Jeudi, c’était au tour des avocats de l’ex-Premier ministre conservateur John Major ainsi que des gouvernements gallois et écossais et du militant des droits de l’Homme nord-irlandais, Raymond McCord, qui tous contestent la légalité de la suspension, de plaider.

John Major, hostile au Brexit, soutient l’appel formé par Gina Miller qui avait perdu devant la Haute Cour de Londres le 6 septembre.
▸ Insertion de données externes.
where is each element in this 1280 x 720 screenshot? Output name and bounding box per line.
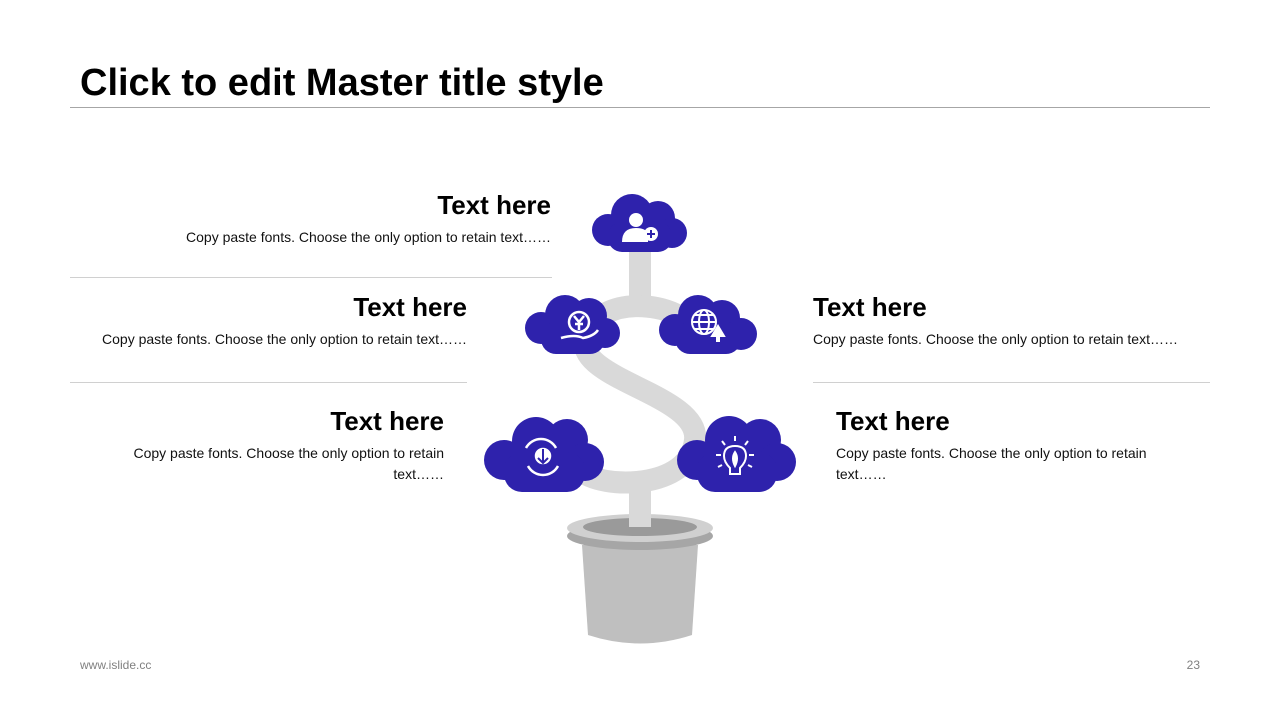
footer-url: www.islide.cc xyxy=(80,658,152,672)
text-block-mid-right: Text here Copy paste fonts. Choose the o… xyxy=(813,291,1210,350)
divider-mid-left xyxy=(70,382,467,383)
block-body: Copy paste fonts. Choose the only option… xyxy=(813,331,1178,347)
block-body: Copy paste fonts. Choose the only option… xyxy=(186,229,551,245)
text-block-bottom-right: Text here Copy paste fonts. Choose the o… xyxy=(836,405,1170,485)
block-heading: Text here xyxy=(437,190,551,220)
page-number: 23 xyxy=(1186,658,1200,672)
block-body: Copy paste fonts. Choose the only option… xyxy=(133,445,444,482)
flower-pot xyxy=(567,505,713,644)
text-block-mid-left: Text here Copy paste fonts. Choose the o… xyxy=(70,291,467,350)
dollar-stem xyxy=(572,250,711,540)
block-body: Copy paste fonts. Choose the only option… xyxy=(836,445,1147,482)
text-block-bottom-left: Text here Copy paste fonts. Choose the o… xyxy=(110,405,444,485)
text-block-top-left: Text here Copy paste fonts. Choose the o… xyxy=(150,189,551,248)
block-heading: Text here xyxy=(836,406,950,436)
divider-top-left xyxy=(70,277,552,278)
block-body: Copy paste fonts. Choose the only option… xyxy=(102,331,467,347)
block-heading: Text here xyxy=(813,292,927,322)
divider-mid-right xyxy=(813,382,1210,383)
block-heading: Text here xyxy=(353,292,467,322)
block-heading: Text here xyxy=(330,406,444,436)
money-tree-illustration xyxy=(484,194,796,644)
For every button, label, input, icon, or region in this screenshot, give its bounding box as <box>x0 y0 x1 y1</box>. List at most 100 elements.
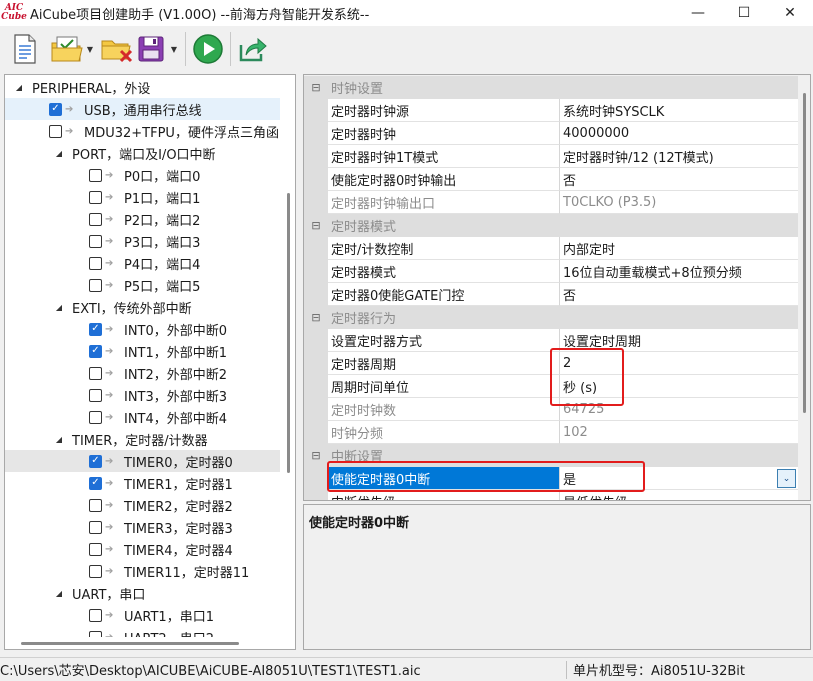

Il est « incontestable » que la décision du Premier ministre a été « motivée par son intérêt politique de veiller à ce qu’il n’y ait pas d’activité parlementaire pendant la période précédant le Conseil (sommet) de l’UE des 17 et 18 octobre 2019 », où pourrait être scellé le sort du Brexit, a observé l’avocat de John Major, Lord Edward Garnier, dans une déclaration écrite à la Cour.

« Atteinte au processus de paix en Irlande du Nord »

Un autre avocat, James Wolffe, représentant le gouvernement écossais, a lui remarqué qu'« aucune justification de fond n’a été avancée » pour la durée exceptionnellement longue (cinq semaines) de la suspension du Parlement.

L’avocat de Raymond McCord – dont le fils a été assassiné par des paramilitaires loyalistes en 1997 – a lui affirmé qu’un Brexit sans accord porterait atteinte au processus de paix en Irlande du Nord, en rétablissant une frontière terrestre et des contrôles entre la province britannique et la République d’Irlande qui restera dans l’UE.

Mais la présidente de la Cour suprême a rappelé que la Cour n’examinait que la légalité de l’ajournement du Parlement. « Cela ne nous intéresse pas de savoir quand, comment et dans quelles conditions le Royaume-Uni quittera l’Union européenne », a souligné Lady Hale.

4,41 millions d’auditeurs britanniques

Pour le gouvernement, il ne revient pas à la justice de se prononcer sur la prorogation du Parlement. La décision du Premier ministre est « fondamentalement politique par nature » car elle concerne la gestion du calendrier législatif par le gouvernement, a plaidé mercredi son avocat, James Eadie.

L’audience de la Cour suprême a semblé passionner les Britanniques : 4,41 millions de connexions sur le site sur lequel était diffusée en direct la première journée d’audience, mardi, ont été enregistrées. Jeudi, certaines personnes ont même fait la queue pendant cinq heures pour assister à l’audience, seuls 30 sièges étant réservés pour le public.